Eclipse linux Jantje's plugin

I am trying to work on a moderately heavyweight project using an Arduino mega, using much of C++'s object functionality, and so I feel that I need a more heavyweight development environment than the normal IDE. I decided that the least problematic route looked like Eclipse.

Unfortunately I'm using Linux AMD64 (Mint 14, which is basically Ubuntu under the hood) and I installed Eclipse via Apt-Get, so ended up with the 64 bit version contrary to the official recommendations.

I very quickly got it as far as to be able to create a blank project, and replicate, build and upload Blink. I feel this is pretty good, and despite a lot of quirks (most of which seem to be in Eclipse itself, not Jantje's fantastic plugin), I have been very pleased with the progress.

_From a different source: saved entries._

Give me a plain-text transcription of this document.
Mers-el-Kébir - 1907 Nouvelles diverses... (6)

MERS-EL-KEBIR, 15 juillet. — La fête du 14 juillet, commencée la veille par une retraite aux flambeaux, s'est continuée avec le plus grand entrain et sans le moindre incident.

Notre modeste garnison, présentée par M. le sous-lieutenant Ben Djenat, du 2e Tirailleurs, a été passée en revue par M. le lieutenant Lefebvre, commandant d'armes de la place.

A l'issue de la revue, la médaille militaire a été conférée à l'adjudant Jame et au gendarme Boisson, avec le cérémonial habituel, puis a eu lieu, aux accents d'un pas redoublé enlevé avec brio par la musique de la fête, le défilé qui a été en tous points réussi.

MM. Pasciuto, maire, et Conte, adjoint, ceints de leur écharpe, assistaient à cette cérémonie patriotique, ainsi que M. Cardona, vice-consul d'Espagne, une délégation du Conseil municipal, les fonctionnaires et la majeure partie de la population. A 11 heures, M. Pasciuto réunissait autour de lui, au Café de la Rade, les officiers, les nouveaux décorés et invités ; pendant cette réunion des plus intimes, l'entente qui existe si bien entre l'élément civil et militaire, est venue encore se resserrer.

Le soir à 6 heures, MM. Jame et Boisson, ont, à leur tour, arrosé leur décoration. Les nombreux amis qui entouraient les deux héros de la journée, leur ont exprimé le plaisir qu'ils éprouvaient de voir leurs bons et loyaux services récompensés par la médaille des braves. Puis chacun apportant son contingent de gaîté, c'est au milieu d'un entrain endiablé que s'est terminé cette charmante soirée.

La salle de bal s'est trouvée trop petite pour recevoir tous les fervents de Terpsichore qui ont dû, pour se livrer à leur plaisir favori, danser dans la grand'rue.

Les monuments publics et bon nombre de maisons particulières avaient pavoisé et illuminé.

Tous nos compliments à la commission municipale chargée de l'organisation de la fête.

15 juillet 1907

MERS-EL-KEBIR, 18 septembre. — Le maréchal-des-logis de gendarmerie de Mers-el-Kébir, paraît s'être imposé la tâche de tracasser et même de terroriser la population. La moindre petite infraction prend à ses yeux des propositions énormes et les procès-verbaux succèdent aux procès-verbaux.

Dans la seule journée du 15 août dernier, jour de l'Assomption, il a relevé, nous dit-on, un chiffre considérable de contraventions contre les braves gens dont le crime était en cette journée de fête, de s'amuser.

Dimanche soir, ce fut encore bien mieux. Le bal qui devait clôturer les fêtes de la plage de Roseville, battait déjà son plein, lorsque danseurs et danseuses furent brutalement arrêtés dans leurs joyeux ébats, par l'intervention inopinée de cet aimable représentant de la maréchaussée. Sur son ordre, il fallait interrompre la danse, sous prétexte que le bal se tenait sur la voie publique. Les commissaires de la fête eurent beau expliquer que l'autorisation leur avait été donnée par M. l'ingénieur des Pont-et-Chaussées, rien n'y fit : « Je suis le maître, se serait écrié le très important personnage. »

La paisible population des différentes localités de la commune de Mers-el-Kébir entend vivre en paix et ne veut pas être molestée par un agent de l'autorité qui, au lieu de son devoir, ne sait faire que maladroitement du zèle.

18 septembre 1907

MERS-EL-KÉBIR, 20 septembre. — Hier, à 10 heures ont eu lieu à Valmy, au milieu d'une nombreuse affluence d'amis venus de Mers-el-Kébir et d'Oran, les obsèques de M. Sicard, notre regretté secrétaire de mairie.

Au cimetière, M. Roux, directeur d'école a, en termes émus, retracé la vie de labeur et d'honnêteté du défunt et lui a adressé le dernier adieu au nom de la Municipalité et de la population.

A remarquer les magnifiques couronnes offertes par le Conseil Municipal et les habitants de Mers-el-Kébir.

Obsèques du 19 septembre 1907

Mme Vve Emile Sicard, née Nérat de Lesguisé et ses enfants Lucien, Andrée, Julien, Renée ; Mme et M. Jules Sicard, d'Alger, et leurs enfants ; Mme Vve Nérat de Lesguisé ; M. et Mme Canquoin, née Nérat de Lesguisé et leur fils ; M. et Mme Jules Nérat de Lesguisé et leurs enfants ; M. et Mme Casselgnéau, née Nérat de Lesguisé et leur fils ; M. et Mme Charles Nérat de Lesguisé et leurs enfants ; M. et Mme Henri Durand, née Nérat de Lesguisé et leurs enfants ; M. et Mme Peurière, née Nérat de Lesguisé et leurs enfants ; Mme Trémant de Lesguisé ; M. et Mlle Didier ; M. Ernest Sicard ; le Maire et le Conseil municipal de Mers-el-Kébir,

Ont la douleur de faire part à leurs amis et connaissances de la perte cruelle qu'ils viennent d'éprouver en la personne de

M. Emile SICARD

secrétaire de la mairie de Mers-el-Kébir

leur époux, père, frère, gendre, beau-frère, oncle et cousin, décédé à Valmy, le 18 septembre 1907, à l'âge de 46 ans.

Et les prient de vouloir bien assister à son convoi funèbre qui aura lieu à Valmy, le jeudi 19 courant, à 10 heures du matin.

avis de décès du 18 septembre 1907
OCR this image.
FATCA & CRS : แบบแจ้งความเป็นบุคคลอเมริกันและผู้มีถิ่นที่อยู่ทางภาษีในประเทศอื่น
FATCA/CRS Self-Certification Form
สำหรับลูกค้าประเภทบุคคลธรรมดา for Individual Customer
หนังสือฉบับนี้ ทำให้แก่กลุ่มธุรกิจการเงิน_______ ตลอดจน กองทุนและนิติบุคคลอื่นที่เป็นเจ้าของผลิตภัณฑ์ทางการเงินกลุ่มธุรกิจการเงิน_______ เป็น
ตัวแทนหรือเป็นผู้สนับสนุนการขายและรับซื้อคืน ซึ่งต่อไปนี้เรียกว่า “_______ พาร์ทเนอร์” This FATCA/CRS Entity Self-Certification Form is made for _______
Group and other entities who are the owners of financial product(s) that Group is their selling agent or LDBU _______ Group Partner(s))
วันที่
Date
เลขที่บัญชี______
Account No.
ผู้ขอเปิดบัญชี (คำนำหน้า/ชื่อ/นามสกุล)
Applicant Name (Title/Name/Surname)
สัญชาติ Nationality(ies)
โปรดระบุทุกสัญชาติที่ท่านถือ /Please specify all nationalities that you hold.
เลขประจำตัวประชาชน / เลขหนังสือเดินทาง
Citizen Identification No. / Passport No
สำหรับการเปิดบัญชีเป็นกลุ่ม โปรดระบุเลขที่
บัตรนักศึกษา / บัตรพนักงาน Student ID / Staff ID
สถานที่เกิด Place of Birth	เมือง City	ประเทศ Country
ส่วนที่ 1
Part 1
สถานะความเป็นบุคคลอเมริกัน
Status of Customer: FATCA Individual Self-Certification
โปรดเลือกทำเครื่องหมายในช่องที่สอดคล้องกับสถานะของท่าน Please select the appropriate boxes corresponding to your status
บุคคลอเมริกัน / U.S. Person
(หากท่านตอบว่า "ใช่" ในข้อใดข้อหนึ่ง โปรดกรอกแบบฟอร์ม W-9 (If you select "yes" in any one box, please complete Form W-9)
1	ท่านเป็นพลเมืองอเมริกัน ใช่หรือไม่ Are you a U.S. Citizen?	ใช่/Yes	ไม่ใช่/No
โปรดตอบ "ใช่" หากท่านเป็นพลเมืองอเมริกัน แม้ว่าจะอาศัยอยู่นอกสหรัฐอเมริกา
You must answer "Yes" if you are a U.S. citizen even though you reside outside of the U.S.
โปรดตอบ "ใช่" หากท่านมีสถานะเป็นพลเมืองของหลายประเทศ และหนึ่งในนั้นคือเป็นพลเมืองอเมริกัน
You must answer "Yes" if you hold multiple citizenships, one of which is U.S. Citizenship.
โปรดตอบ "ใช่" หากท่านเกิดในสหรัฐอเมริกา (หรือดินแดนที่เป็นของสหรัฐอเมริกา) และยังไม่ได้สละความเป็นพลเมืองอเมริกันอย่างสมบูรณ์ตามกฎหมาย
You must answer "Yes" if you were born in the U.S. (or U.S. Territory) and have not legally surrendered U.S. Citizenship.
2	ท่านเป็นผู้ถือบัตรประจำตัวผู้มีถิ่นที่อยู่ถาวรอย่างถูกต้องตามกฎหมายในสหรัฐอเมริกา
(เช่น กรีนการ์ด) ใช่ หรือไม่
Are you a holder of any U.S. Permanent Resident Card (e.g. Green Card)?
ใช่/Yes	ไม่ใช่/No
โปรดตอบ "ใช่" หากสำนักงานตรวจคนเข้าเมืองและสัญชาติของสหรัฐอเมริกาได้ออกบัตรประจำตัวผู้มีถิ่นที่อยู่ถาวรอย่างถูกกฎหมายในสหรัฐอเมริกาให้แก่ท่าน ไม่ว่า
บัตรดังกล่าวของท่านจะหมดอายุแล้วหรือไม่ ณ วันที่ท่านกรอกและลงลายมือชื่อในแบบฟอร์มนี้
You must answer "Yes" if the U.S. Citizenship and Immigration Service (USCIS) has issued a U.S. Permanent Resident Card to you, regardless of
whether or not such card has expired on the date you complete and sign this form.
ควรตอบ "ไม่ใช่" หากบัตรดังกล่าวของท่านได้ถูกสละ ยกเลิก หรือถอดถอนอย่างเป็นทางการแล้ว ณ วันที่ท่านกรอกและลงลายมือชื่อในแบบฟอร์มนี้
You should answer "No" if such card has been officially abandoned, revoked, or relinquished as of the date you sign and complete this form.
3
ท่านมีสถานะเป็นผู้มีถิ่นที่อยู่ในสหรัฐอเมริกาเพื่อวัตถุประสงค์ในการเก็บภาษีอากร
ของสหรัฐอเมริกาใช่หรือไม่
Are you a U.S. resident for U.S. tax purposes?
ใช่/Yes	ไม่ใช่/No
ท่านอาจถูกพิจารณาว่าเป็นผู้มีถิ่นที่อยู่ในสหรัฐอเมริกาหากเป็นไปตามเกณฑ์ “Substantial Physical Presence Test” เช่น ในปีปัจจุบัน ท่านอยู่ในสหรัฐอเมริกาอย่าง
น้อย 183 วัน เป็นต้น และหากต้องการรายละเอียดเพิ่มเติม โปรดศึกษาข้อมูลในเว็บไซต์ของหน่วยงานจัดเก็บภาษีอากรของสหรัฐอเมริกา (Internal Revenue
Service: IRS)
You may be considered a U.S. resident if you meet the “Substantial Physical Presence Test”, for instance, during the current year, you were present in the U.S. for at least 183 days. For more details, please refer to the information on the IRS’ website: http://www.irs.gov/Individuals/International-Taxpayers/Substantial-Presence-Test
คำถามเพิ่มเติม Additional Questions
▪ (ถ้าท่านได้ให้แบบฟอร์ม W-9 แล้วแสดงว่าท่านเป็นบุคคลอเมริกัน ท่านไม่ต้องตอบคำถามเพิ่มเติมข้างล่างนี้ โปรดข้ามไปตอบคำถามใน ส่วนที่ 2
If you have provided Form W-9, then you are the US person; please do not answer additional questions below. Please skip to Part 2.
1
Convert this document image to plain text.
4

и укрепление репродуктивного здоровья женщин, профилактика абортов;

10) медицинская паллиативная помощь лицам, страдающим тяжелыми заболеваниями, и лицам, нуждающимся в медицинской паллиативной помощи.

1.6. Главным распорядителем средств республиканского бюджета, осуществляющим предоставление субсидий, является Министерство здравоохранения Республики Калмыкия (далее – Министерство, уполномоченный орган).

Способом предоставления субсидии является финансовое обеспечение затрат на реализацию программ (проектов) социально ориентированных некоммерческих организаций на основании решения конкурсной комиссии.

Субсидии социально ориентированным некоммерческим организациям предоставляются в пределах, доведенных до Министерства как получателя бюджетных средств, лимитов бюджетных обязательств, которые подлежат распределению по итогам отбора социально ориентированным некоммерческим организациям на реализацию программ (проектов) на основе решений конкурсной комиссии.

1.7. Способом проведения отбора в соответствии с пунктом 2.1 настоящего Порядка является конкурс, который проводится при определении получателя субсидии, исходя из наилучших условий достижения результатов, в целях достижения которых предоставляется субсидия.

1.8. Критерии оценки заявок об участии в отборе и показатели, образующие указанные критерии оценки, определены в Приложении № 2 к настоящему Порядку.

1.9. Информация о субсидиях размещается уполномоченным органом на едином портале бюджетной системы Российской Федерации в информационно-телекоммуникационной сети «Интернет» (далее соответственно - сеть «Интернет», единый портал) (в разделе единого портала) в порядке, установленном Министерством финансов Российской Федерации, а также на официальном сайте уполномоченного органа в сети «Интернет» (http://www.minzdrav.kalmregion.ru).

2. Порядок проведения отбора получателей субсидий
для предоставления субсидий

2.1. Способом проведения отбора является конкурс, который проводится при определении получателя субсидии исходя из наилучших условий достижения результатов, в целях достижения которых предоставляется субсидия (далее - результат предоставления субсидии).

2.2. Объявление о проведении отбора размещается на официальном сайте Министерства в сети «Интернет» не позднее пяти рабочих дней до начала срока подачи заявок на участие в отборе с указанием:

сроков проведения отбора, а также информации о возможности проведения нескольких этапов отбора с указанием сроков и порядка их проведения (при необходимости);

That is until I try to access any of the Libraries. At that point Eclipse gets confused and refuses to accept they exist. This is likely because I haven't configured it right, but I don't know how to.

The message comes out as "fatal error: Wire.h: No such file or directory"

I doesn't seem to matter what I set the "Private Libraries" value to, it always does the same.

If anyone has experience with this, could they please advise me as to what I should be doing to get the libraries recognised by eclipse.

I'm using Eclipse 3.8 Build id: I20120502-2000
I'm using Arduino eclipse extensions 1.2.4 it.baeyens.arduino.feature.feature.group jan Baeyens. Interestingly there were 2 versions available from there, I went for the larger numbered, but "uncatgorised" one.
arduino IDE 1.0.1 is installed.
at one point I couldn't find the Arduino IDE directory when required during plugin installation as Apt-get hides it quite well, so I downloaded (1.0.5) and attempted to use it's files for that purpose, I think I've removed all of those references though now.

Are you sure Eclipse is pointing to the right directory structure
There might be more than one place

I haven't got Eclipse at work so I cant check.

If blink works, try to include the wire.h and work from there

fiddler:
Are you sure Eclipse is pointing to the right directory structure
There might be more than one place

I'm fairly sure I have NOT got Eclipse pointing at the correct directory structure, but with no working reference environment and no documentation of the specifics of that stuff anywhere I can find on-line, I don't know what I need to change or how to change it.

Not having experience of basic eclipse either I don't have the background to be able to work it out.

fiddler:
If blink works, try to include the wire.h and work from there

What I did to generate the above error was exactly that, make a blank project (with the separate .h file and all that come as standard), copy in all of the actual code from blink (this compiles, uploads and runs) then add the line

#include <Wire.h>

It immediately flags up the problem in the IDE, and fails to compile properly saying it can't find the file.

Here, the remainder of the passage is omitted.